3 p.m. As far as Kingston Irish pubs go, the Tir Nan Og usually sits at the top of the list. This year—like every year—there’ll be the heated tent outside on Market St., which can hold 250 people. And believe me, it’ll be stuffed to the gills—in fact, if you don’t get to the ’Nog early, then you may as well not bother. Despite the fact that “Tir Nan Og,” in Irish folklore, is the land of the young, pub-goers of all ages will flock for free-flowing stouts and plenty of live Irish music: The Wells will be onstage until 4 p.m., County Down from 4-8 p.m., and The Dole Tinkers will tinker from 9 p.m. to close. 6 p.m. Literally ring in St. Patrick’s Day by giving someone a call in Ireland … for free! In honour of St. Patrick’s Day, Speak Telecom Inc.’s 10-10-940 is offering a special promotion today that lets you call anyone in Ireland, completely free of charge.

“We wanted to find a way to celebrate St. Patrick’s Day and thought that this would be an excellent way to do it,” said Mike Cunningham, president of Speak Telecom. “It’s a great way to thank the Irish community for their continued business and support.” To put in a call to the Emerald Isle, just dial 10-10-940 + 011 + 353 + the Irish phone number from a Bell Canada local phone. Just don’t forget about the five-hour time difference. I plan on calling my buddy Alan in Galway.

7 p.m. This might be a good time for a wee break. Watching an Irish-themed movie like The Quiet Man, Boondock Saints or Michael Collins might be a good idea. At least it’s an excuse to lie on a couch for a brief pass-out.

10 p.m. Head over to The Toucan and Kirkpatrick’s for an authentic Irish pub experience. As Kingston’s oldest Irish bar, the Toucan will also be teeming with patrons, who’ll likely be double-fisting Smithwick’s and Guinness with unabashed zeal.
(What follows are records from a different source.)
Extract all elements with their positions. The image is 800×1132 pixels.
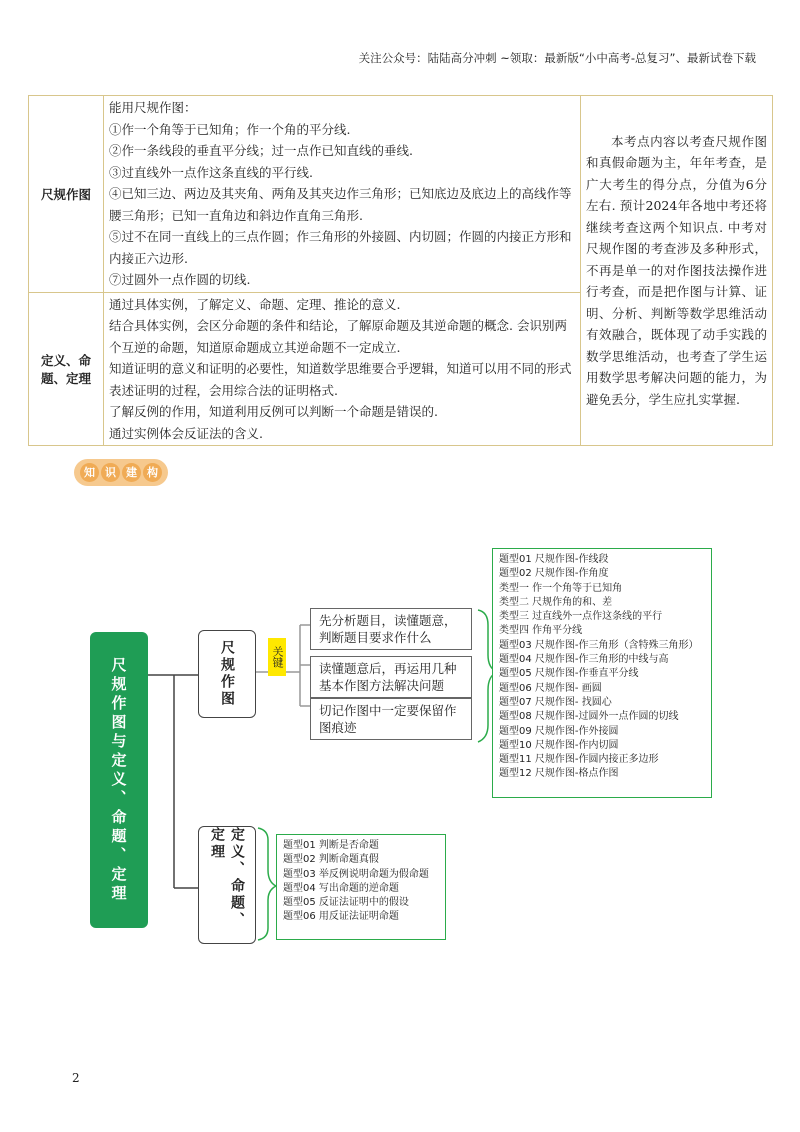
list-item: 题型11 尺规作图-作圆内接正多边形 [499, 754, 659, 766]
branch-definitions: 定义、命题、定理 [198, 826, 256, 944]
content-line: 结合具体实例，会区分命题的条件和结论，了解原命题及其逆命题的概念. 会识别两个互逆的命题，知道原命题成立其逆命题不一定成立. [109, 318, 567, 355]
list-item: 题型04 尺规作图-作三角形的中线与高 [499, 654, 669, 666]
list-item: 题型10 尺规作图-作内切圆 [499, 739, 619, 751]
list-item: 题型03 举反例说明命题为假命题 [283, 868, 429, 880]
list-item: 类型一 作一个角等于已知角 [499, 582, 623, 594]
content-line: 能用尺规作图： [109, 100, 197, 115]
list-item: 题型04 写出命题的逆命题 [283, 882, 399, 894]
list-item: 题型02 判断命题真假 [283, 854, 379, 866]
badge-char: 建 [122, 463, 141, 482]
content-line: ④已知三边、两边及其夹角、两角及其夹边作三角形；已知底边及底边上的高线作等腰三角形；已知一直角边和斜边作直角三角形. [109, 186, 572, 223]
list-item: 类型四 作角平分线 [499, 625, 583, 637]
content-line: 通过实例体会反证法的含义. [109, 425, 263, 441]
content-line: ②作一条线段的垂直平分线；过一点作已知直线的垂线. [109, 143, 413, 158]
mindmap-root: 尺规作图与定义、命题、定理 [90, 632, 148, 928]
badge-char: 构 [143, 463, 162, 482]
row-label: 尺规作图 [29, 96, 104, 293]
badge-char: 知 [80, 463, 99, 482]
content-line: 通过具体实例，了解定义、命题、定理、推论的意义. [109, 296, 401, 312]
content-line: ⑦过圆外一点作圆的切线. [109, 272, 251, 287]
list-item: 题型06 用反证法证明命题 [283, 911, 399, 923]
list-item: 题型01 尺规作图-作线段 [499, 554, 609, 565]
construction-topic-list [492, 548, 712, 798]
list-item: 题型02 尺规作图-作角度 [499, 568, 609, 580]
content-line: ⑤过不在同一直线上的三点作圆；作三角形的外接圆、内切圆；作圆的内接正方形和内接正六边形. [109, 229, 572, 266]
list-item: 题型05 反证法证明中的假设 [283, 897, 409, 909]
list-item: 题型09 尺规作图-作外接圆 [499, 725, 619, 737]
header-note: 关注公众号：陆陆高分冲刺 ~领取：最新版“小中高考-总复习”、最新试卷下载 [358, 51, 756, 65]
list-item: 题型01 判断是否命题 [283, 840, 379, 851]
key-step-box: 读懂题意后，再运用几种基本作图方法解决问题 [310, 656, 472, 698]
key-step-box: 切记作图中一定要保留作图痕迹 [310, 698, 472, 740]
list-item: 类型三 过直线外一点作这条线的平行 [499, 611, 663, 623]
badge-char: 识 [101, 463, 120, 482]
row-label: 定义、命题、定理 [29, 292, 104, 446]
key-step-box: 先分析题目，读懂题意，判断题目要求作什么 [310, 608, 472, 650]
content-line: 知道证明的意义和证明的必要性，知道数学思维要合乎逻辑，知道可以用不同的形式表述证明的过程，会用综合法的证明格式. [109, 361, 572, 398]
branch-construction: 尺规作图 [198, 630, 256, 718]
list-item: 类型二 尺规作角的和、差 [499, 596, 613, 608]
content-line: ③过直线外一点作这条直线的平行线. [109, 164, 313, 180]
key-label: 关键 [268, 638, 286, 676]
proposition-topic-list [276, 834, 446, 940]
list-item: 题型12 尺规作图-格点作图 [499, 768, 619, 780]
exam-note: 本考点内容以考查尺规作图和真假命题为主，年年考查，是广大考生的得分点，分值为6分左右. 预计2024年各地中考还将继续考查这两个知识点. 中考对尺规作图的考查涉及多种形式，不再是单一的对作图技法操作进行考查，而是把作图与计算、证明、分析、判断等数学思维活动有效融合，既体现了动手实践的数学思维活动，也考查了学生运用数学思考解决问题的能力，为避免丢分，学生应扎实掌握. [581, 96, 773, 446]
list-item: 题型07 尺规作图- 找圆心 [499, 696, 612, 708]
content-line: ①作一个角等于已知角；作一个角的平分线. [109, 121, 351, 137]
list-item: 题型05 尺规作图-作垂直平分线 [499, 668, 639, 680]
list-item: 题型08 尺规作图-过圆外一点作圆的切线 [499, 711, 679, 723]
content-line: 了解反例的作用，知道利用反例可以判断一个命题是错误的. [109, 404, 438, 419]
list-item: 题型06 尺规作图- 画圆 [499, 682, 602, 694]
list-item: 题型03 尺规作图-作三角形（含特殊三角形） [499, 639, 699, 651]
page-number: 2 [72, 1071, 80, 1085]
With the dim lighting, intimate atmosphere and rampant revelry, it’s definitely a place to be. If you time it right, you may not even have to wait in line too long, but I make no promises. In any case, this is almost certainly where you’ll find yours truly enjoying a well-poured black ’n’ tan.

12 a.m. If you’re still able to walk, meander back towards campus for a visit to Alfie’s. Fridays at Alfie’s have been hopping all year, and St. Patrick’s Day is unlikely to be any exception. But crowds may have thinned out considerably by midnight, and no one can beat those $5 doubles. Anything with a little Jameson’s will do just fine.

2 a.m. Last call across Kingston! Throw back one final shot and do a jig. Or a reel, if you’re feeling up to it. Check out www.nonvi.com/sm/dance_list if you feel like doing some prep work for this moment. I’ll be impressed if you don’t trip yourself by this point in the evening, though. Oíche mhaith! Codladh sámh! (Good night! Sleep well!) Happy St. Patrick’s Day, everyone. I hope that it’s all you dreamed of and more, and that a serious hangover doesn’t leave you too sore. May the road rise to meet you, etc., etc. And come say hello if you see a certain shamrock-crowned redhead clad in head-to-toe kelly green.

In the words of Boondock Saints’s Murphy MacManus, “It’s St. Paddy’s Day, everyone’s Irish tonight. Why don’t you just pull up a stool and have a drink with us?” Sláinte!


1) Anything by Van Morrison, whether it’s particularly Irish or not. “Bulbs,” “Full Force Gale,” “Marie’s Wedding” and “The Way Young Lovers Do” all seem appropriate.

2) “Cadence to Arms,” “The Rocky Road to Dublin,” or “The Spicy McHaggis Jig” by The Dropkick Murphys.

3) “Drunken Lazy Bastard” by Kingston’s own The Mahones.

4) “The Seven Drunken Nights” by The Dubliners.

5) “John Kelly’s Slide / Merrily Kiss The Quaker / Denis Murphy’s Slide” by The Chieftains.

6) “Drunken Lullabies” by Flogging Molly.

7) “Danny Boy” by Harry Connick, Jr.—but the jazzier version from the movie Memphis Belle. The traditional one, off of Connick’s Come By Me, is lovely, but admittedly pretty sombre.

8) “If I Should Fall From Grace With God” by The Pogues.

9) “The Night Pat Murphy Died” by Great Big Sea.

10) “Home by Bearna” by Cathie Ryan.